Maui Page, September 14, 2011, Wednesday
Bad Ass Banyan Tree
Sitting beneath one of the most amazing trees I’ve ever seen - the largest Banyan tree of its kind in the world, here in Lahaina, Maui. It appears to be a mammoth root extending unto another smaller series of trunks like a huge connected family. And from its boughs extend branches reaching higher like one would expect a tree to do. The tree has a surplus of bright berry looking blooms that are dropping even as I write this down. And for the other nerds out there, Its official genus is Ficas Benghalenes, and it was officially dedicated for preservation in 1982.

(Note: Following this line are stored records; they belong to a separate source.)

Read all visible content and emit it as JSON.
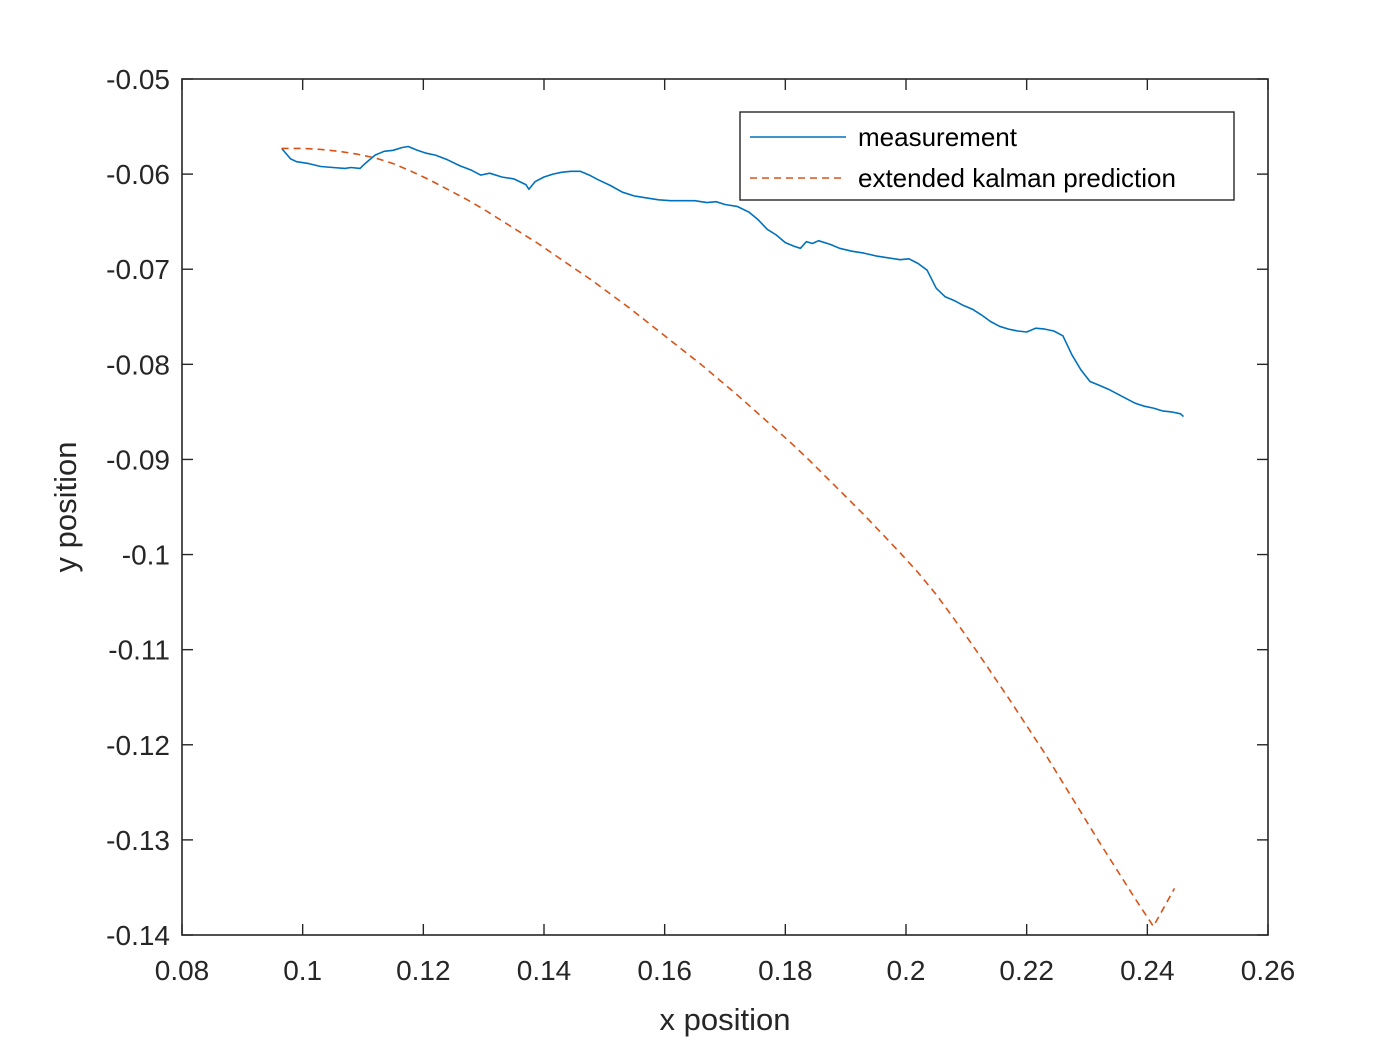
{
  "chart_data": {
    "type": "line",
    "title": "",
    "xlabel": "x position",
    "ylabel": "y position",
    "xlim": [
      0.08,
      0.26
    ],
    "ylim": [
      -0.14,
      -0.05
    ],
    "x_ticks": [
      0.08,
      0.1,
      0.12,
      0.14,
      0.16,
      0.18,
      0.2,
      0.22,
      0.24,
      0.26
    ],
    "x_tick_labels": [
      "0.08",
      "0.1",
      "0.12",
      "0.14",
      "0.16",
      "0.18",
      "0.2",
      "0.22",
      "0.24",
      "0.26"
    ],
    "y_ticks": [
      -0.05,
      -0.06,
      -0.07,
      -0.08,
      -0.09,
      -0.1,
      -0.11,
      -0.12,
      -0.13,
      -0.14
    ],
    "y_tick_labels": [
      "-0.05",
      "-0.06",
      "-0.07",
      "-0.08",
      "-0.09",
      "-0.1",
      "-0.11",
      "-0.12",
      "-0.13",
      "-0.14"
    ],
    "grid": false,
    "legend_position": "top-right",
    "series": [
      {
        "name": "measurement",
        "color": "#0072BD",
        "style": "solid",
        "x": [
          0.0965,
          0.098,
          0.099,
          0.101,
          0.103,
          0.105,
          0.107,
          0.108,
          0.1095,
          0.1105,
          0.112,
          0.1135,
          0.115,
          0.1165,
          0.1175,
          0.119,
          0.1205,
          0.122,
          0.124,
          0.126,
          0.128,
          0.1295,
          0.131,
          0.133,
          0.135,
          0.137,
          0.1375,
          0.1385,
          0.14,
          0.1415,
          0.143,
          0.1445,
          0.146,
          0.1475,
          0.149,
          0.151,
          0.153,
          0.155,
          0.157,
          0.159,
          0.161,
          0.163,
          0.165,
          0.167,
          0.1685,
          0.17,
          0.172,
          0.174,
          0.1755,
          0.177,
          0.1785,
          0.18,
          0.1815,
          0.1825,
          0.1835,
          0.1845,
          0.1855,
          0.1875,
          0.189,
          0.191,
          0.193,
          0.195,
          0.197,
          0.199,
          0.2005,
          0.202,
          0.2035,
          0.205,
          0.2065,
          0.208,
          0.2095,
          0.211,
          0.2125,
          0.214,
          0.2155,
          0.217,
          0.2185,
          0.22,
          0.2215,
          0.223,
          0.2245,
          0.226,
          0.2275,
          0.229,
          0.2305,
          0.232,
          0.2335,
          0.235,
          0.2365,
          0.238,
          0.2395,
          0.241,
          0.2425,
          0.244,
          0.2455,
          0.246
        ],
        "y": [
          -0.0573,
          -0.0584,
          -0.0587,
          -0.0589,
          -0.0592,
          -0.0593,
          -0.0594,
          -0.0593,
          -0.0594,
          -0.0588,
          -0.058,
          -0.0576,
          -0.0575,
          -0.0572,
          -0.0571,
          -0.0575,
          -0.0578,
          -0.058,
          -0.0585,
          -0.0591,
          -0.0596,
          -0.0601,
          -0.0599,
          -0.0603,
          -0.0605,
          -0.0611,
          -0.0616,
          -0.0608,
          -0.0603,
          -0.06,
          -0.0598,
          -0.0597,
          -0.0597,
          -0.0601,
          -0.0606,
          -0.0612,
          -0.0619,
          -0.0623,
          -0.0625,
          -0.0627,
          -0.0628,
          -0.0628,
          -0.0628,
          -0.063,
          -0.0629,
          -0.0632,
          -0.0634,
          -0.064,
          -0.0648,
          -0.0658,
          -0.0664,
          -0.0672,
          -0.0676,
          -0.0678,
          -0.0671,
          -0.0673,
          -0.067,
          -0.0674,
          -0.0678,
          -0.0681,
          -0.0683,
          -0.0686,
          -0.0688,
          -0.069,
          -0.0689,
          -0.0694,
          -0.0701,
          -0.072,
          -0.0729,
          -0.0733,
          -0.0738,
          -0.0742,
          -0.0748,
          -0.0755,
          -0.076,
          -0.0763,
          -0.0765,
          -0.0766,
          -0.0762,
          -0.0763,
          -0.0765,
          -0.077,
          -0.079,
          -0.0806,
          -0.0818,
          -0.0822,
          -0.0826,
          -0.0831,
          -0.0836,
          -0.0841,
          -0.0844,
          -0.0846,
          -0.0849,
          -0.085,
          -0.0852,
          -0.0855
        ]
      },
      {
        "name": "extended kalman prediction",
        "color": "#D95319",
        "style": "dashed",
        "x": [
          0.0965,
          0.1,
          0.103,
          0.106,
          0.109,
          0.112,
          0.115,
          0.118,
          0.121,
          0.124,
          0.127,
          0.13,
          0.133,
          0.136,
          0.139,
          0.142,
          0.145,
          0.148,
          0.151,
          0.154,
          0.157,
          0.16,
          0.163,
          0.166,
          0.169,
          0.172,
          0.175,
          0.178,
          0.181,
          0.184,
          0.187,
          0.19,
          0.193,
          0.196,
          0.199,
          0.202,
          0.205,
          0.208,
          0.211,
          0.214,
          0.217,
          0.22,
          0.223,
          0.226,
          0.229,
          0.232,
          0.235,
          0.238,
          0.241,
          0.2445
        ],
        "y": [
          -0.0573,
          -0.0573,
          -0.0574,
          -0.0576,
          -0.0579,
          -0.0583,
          -0.0589,
          -0.0597,
          -0.0606,
          -0.0616,
          -0.0626,
          -0.0637,
          -0.0649,
          -0.0661,
          -0.0673,
          -0.0686,
          -0.0699,
          -0.0712,
          -0.0726,
          -0.074,
          -0.0755,
          -0.077,
          -0.0785,
          -0.08,
          -0.0816,
          -0.0832,
          -0.0849,
          -0.0866,
          -0.0883,
          -0.0901,
          -0.092,
          -0.0939,
          -0.0958,
          -0.0978,
          -0.0998,
          -0.1019,
          -0.1042,
          -0.1068,
          -0.1095,
          -0.1123,
          -0.1151,
          -0.118,
          -0.1209,
          -0.124,
          -0.1271,
          -0.1302,
          -0.1332,
          -0.1362,
          -0.1391,
          -0.1351
        ]
      }
    ]
  }
}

Winged things I noted also seem to favor this tree; with not only the dainty small pigeons, but the familiar more burly type that I’m accustomed to seeing on the mainland. Flies are here as well. Less welcome, I might add, and probably attracted to my coconut scented lotion. Also, a strange bird I see meandering about this island. I think it is of the “myna” variety, fearless, and with strong yellow legs. Earlier in the day, I watched one of these birds drop down from a tree and plant itself on the sidewalk a few inches in front of an approaching cat! And the cat was strange looking enough as it was, a walking portrait of a number of strays I’ve spotted in a few communities, and all which bare an obvious bit of DNA that is clearly Siamese.
But getting back to the tree, it reminded me of a series of roots that had grown immense in proportion and somehow became entangled with a tree before growing up, and out of the earth, in clearly the wrong direction! Also a number of vines are hanging a meter or more from the branches towards the middle. Only I couldn’t tell if they were independent of the tree itself or not.
And prior to approaching this amazing tree is a small strip of beach that used to be a frequent hub for Ali’i (royalty). There is also a fresh water spring that is guarded by Mo’o (a giant lizard), or so the myth goes. And from the face of Front Street, pass the Banyan tree and beyond the beach line, is this huge peel of ocean perfect for surfing, a favorite spot for Ali’I according to the information placard. As well as a huge skeleton of coral sitting along the edge of the street that was used as a fort back in the 1800’s.
Got to bring this to a close as the birds lift off and on to another venture – and following suit, so shall I.
Mahalo for your eyes, and Aloha from Maui.